|7/2/18 Maple Leaf neighborhood|
Familiarity breeds contempt.
Maybe contempt isn’t the right term – it’s certainly not how I feel about this house – but ever since I started my series on Maple Leaf neighborhood architecture, I knew that I would eventually get around to sketching my own house, yet I procrastinated quite a while. I’m too familiar with all of its details – flaws as well as favorable features – so the thrill of exploration and discovery wasn’t there as it is with other subject matter. Still, it was always in the back of my mind.
One day the week before we left for Portugal, I came home from an errand and looked up at our house as I pulled into the garage. Although the sun was darting in and out of clouds, making capturing shadows tricky, I liked the light in front. The sketching temperature was comfortable. Before I could make excuses, I grabbed my bag and marched across the street.
I had decided that I would try to be as objective as possible and approach it the same way I approach any house. Although I expected it to be challenging – it has the kind of dormer and column-flanked porch that I avoid – drawing it was more difficult than I thought. When I got to the siding’s color, I started obsessing about getting the shade of blue right (and suddenly I recalled all the many paint chips we shuffled before settling on this particular blue), and in doing so, it got too dark. I would normally apply water to the colored pencil to give siding a smoother look, but I knew that would make it look even darker, so I left it mottled like stucco.

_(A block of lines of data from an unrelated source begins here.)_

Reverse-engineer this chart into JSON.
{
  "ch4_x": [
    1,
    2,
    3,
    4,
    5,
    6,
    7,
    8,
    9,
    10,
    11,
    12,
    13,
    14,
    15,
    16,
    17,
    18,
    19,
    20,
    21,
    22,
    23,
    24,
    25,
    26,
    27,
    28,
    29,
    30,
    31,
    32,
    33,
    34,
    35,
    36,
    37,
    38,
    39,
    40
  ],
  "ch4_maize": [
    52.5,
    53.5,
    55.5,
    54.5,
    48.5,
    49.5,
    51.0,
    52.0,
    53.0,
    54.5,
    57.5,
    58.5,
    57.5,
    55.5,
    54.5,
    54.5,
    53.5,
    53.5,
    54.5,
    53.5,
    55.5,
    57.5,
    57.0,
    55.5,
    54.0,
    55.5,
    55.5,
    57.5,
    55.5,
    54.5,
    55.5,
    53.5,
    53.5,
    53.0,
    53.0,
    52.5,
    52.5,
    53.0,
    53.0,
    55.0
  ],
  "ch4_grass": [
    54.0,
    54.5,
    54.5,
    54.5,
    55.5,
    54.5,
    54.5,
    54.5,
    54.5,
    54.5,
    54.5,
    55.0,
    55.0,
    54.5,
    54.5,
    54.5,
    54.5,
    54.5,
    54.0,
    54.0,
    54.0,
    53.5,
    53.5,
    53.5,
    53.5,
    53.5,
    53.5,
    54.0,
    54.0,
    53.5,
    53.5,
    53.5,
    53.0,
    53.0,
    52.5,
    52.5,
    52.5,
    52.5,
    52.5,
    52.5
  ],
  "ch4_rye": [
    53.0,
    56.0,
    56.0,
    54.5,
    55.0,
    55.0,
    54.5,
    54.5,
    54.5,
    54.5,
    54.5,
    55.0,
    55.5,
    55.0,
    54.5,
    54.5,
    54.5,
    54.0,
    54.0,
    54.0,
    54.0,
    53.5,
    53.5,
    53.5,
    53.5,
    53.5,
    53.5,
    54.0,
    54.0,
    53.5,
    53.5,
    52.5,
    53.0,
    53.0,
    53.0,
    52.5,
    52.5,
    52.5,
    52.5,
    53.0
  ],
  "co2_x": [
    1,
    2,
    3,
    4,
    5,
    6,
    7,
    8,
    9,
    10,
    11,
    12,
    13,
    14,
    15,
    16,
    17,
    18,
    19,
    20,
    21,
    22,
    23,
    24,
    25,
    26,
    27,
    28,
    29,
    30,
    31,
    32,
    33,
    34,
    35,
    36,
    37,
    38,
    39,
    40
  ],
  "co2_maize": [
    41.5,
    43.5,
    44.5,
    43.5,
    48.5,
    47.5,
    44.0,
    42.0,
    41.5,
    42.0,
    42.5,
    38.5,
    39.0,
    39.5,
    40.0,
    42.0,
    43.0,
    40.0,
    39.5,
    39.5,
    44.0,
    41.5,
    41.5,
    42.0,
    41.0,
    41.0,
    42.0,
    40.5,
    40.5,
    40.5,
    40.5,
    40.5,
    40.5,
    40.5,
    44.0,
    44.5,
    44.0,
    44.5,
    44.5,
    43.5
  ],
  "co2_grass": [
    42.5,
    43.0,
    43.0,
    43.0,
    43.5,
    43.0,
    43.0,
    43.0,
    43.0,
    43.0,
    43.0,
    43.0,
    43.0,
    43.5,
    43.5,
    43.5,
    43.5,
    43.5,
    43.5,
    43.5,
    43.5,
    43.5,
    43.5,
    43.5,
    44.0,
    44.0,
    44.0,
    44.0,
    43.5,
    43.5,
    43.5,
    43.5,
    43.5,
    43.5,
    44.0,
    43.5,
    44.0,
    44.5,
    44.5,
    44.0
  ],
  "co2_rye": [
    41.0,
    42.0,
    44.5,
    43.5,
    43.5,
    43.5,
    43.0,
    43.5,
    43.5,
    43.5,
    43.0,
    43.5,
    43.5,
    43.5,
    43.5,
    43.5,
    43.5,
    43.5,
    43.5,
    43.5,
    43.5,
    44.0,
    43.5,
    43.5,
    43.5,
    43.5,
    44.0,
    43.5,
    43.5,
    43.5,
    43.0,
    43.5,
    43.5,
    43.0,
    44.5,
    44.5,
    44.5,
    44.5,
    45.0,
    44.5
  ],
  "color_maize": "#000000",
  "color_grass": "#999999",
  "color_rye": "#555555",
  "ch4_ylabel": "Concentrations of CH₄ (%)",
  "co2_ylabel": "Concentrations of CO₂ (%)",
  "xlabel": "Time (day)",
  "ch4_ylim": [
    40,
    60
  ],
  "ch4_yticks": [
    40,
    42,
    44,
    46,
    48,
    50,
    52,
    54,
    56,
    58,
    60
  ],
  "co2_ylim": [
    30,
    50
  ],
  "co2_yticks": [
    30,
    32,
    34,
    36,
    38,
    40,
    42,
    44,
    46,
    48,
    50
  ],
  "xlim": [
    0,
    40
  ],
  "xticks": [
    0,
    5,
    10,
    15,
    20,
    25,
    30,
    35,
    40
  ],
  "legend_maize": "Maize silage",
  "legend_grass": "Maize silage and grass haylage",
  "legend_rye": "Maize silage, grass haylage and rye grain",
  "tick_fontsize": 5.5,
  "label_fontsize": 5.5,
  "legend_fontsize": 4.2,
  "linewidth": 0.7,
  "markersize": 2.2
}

And then there’s the landscaping in front. It’s nothing special, but if it had been any other house in the ‘hood, I probably would have scribbled some green and been done with it. Somehow, though, I felt compelled to include details like our lavender (which I had just sketched a few days prior) and our little red Japanese maple (which the landscape gardener we had hired to design our plantings incorrectly spec’d, and I’m still annoyed that we didn’t get the type of maple we really wanted). None of these details is important to the sketch, but I found myself obsessively including them.
I ended up spending maybe 50 percent longer on this sketch than on an average house sketch; including all that baggage takes time.
In any case, I’m glad it’s done and no longer hanging over my head. I thought it was an appropriate sketch for today, now that I’m back from Portugal – filled with rich memories but happy to be home.
(See that roof window on the left? I’m sitting right there as I type this.)